Kürt federasyonu bağımsızlığa gitmez
- Son günlerde Erbil ile Bağdat arasında ipler iyice gerildi. Yakın gelecekte Irak'taki federe Kürt yapısının bağımsızlığa gideceğini öngörüyor musunuz?
Irak'takİ yapının değişeceğini sanmıyorum. Büyük bir çatışma olmadıkça Kürtlerin çoğunlukta olduğu federatif devlet devam eder. Zaten bağımsızlık ne demek, ona da ciddi bakmak lazım. Türkiye ne kadar bağımsız mesela?
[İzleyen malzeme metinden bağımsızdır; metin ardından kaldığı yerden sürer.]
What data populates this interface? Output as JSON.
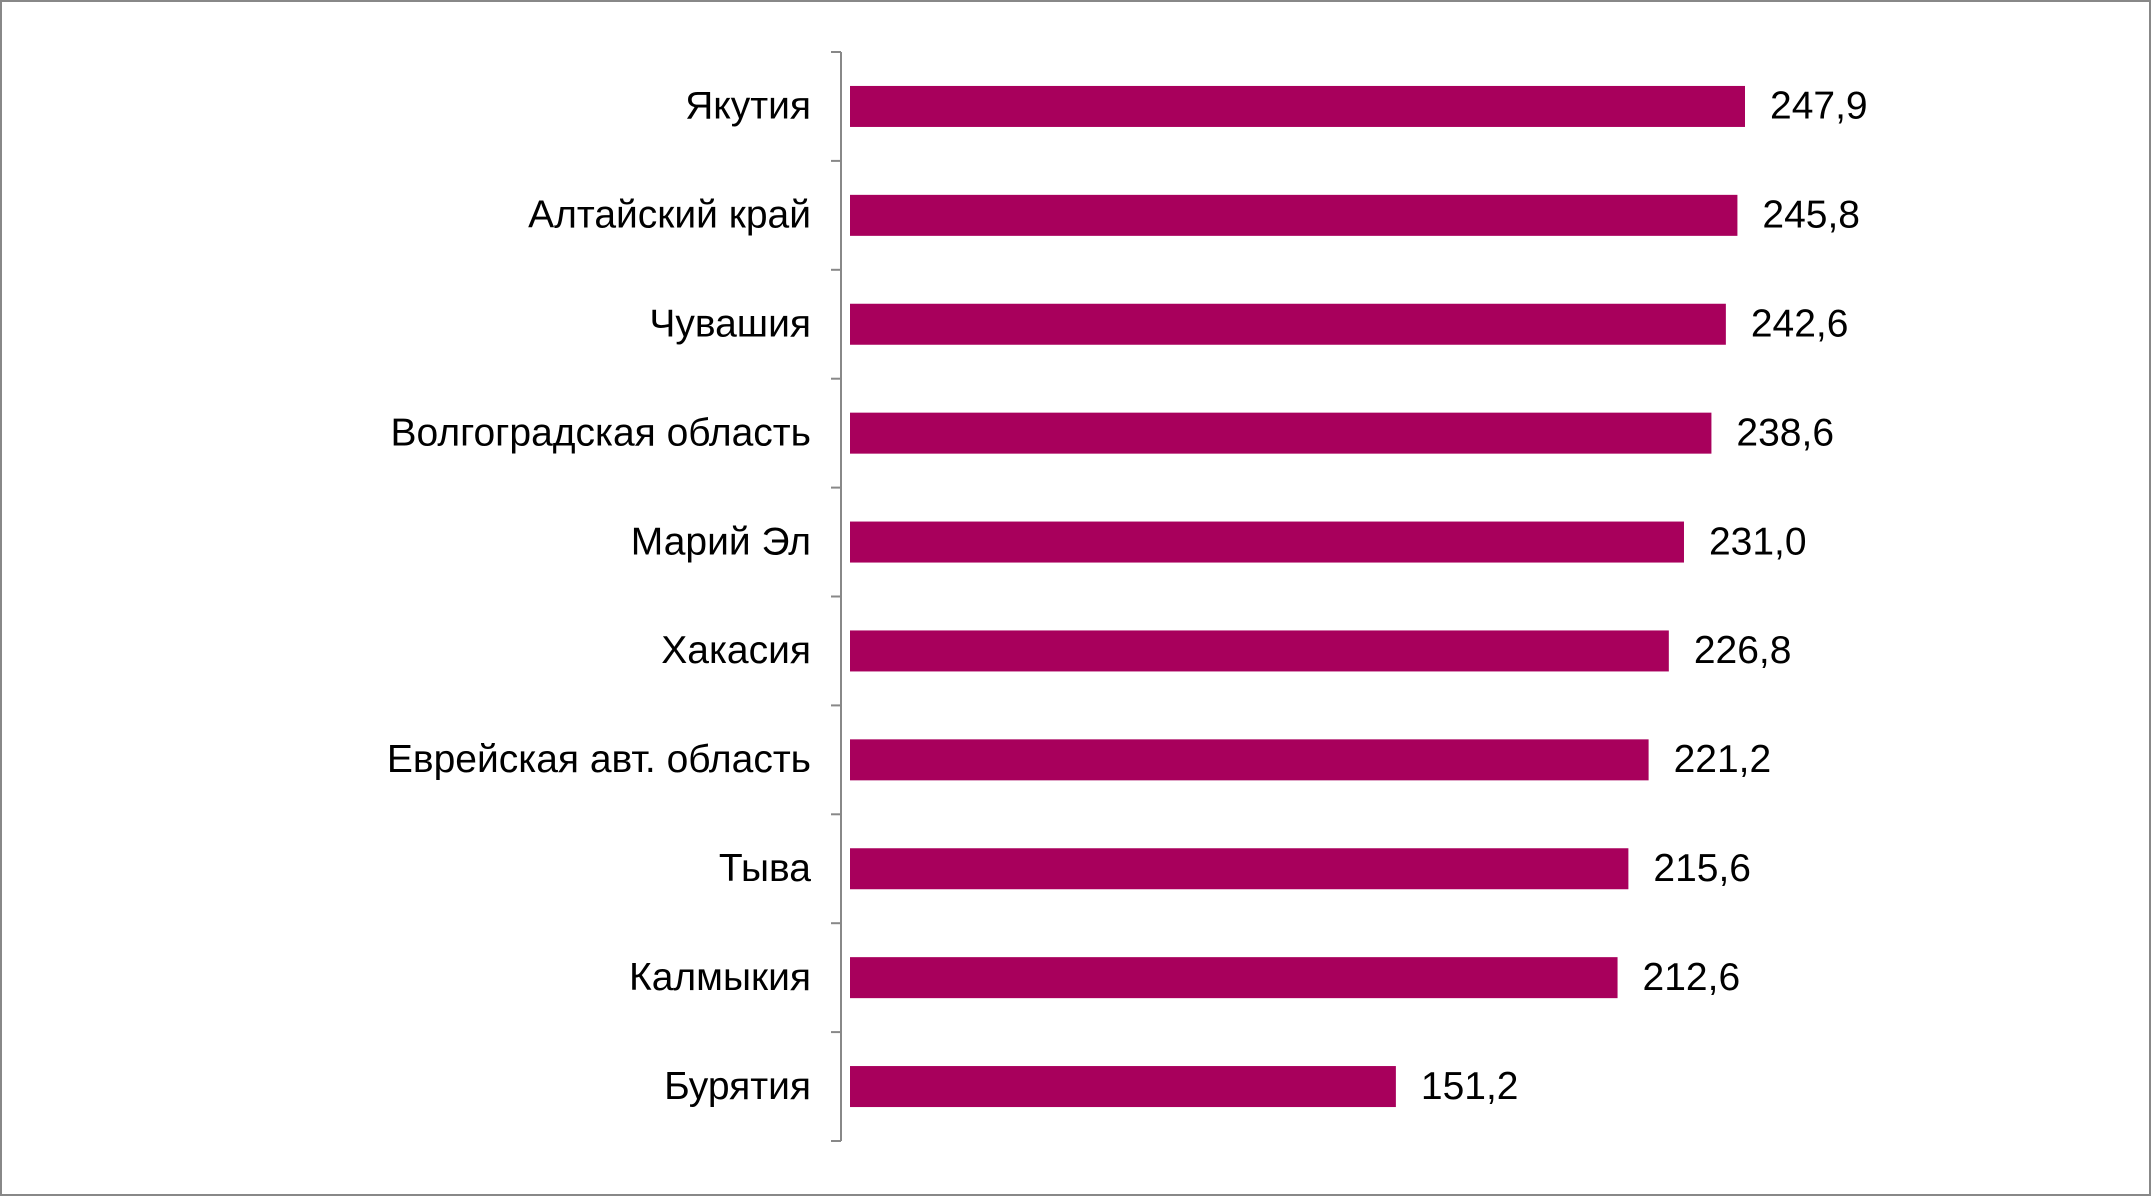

ABD de bağımsız değil. İç ve dış çeşitli faktörlerle sınırlı. Teorik olarak hiç kimse her istediğini yapamıyor. Bana kalırsa temel mesele ekonomiktir, uzun vadede asıl belirleyici olan bu olacaktır. Yani Kürtlerin karnı doyarsa, anadili Kürtçe olmayan insanlarla pekala bir arada yaşayabilirler.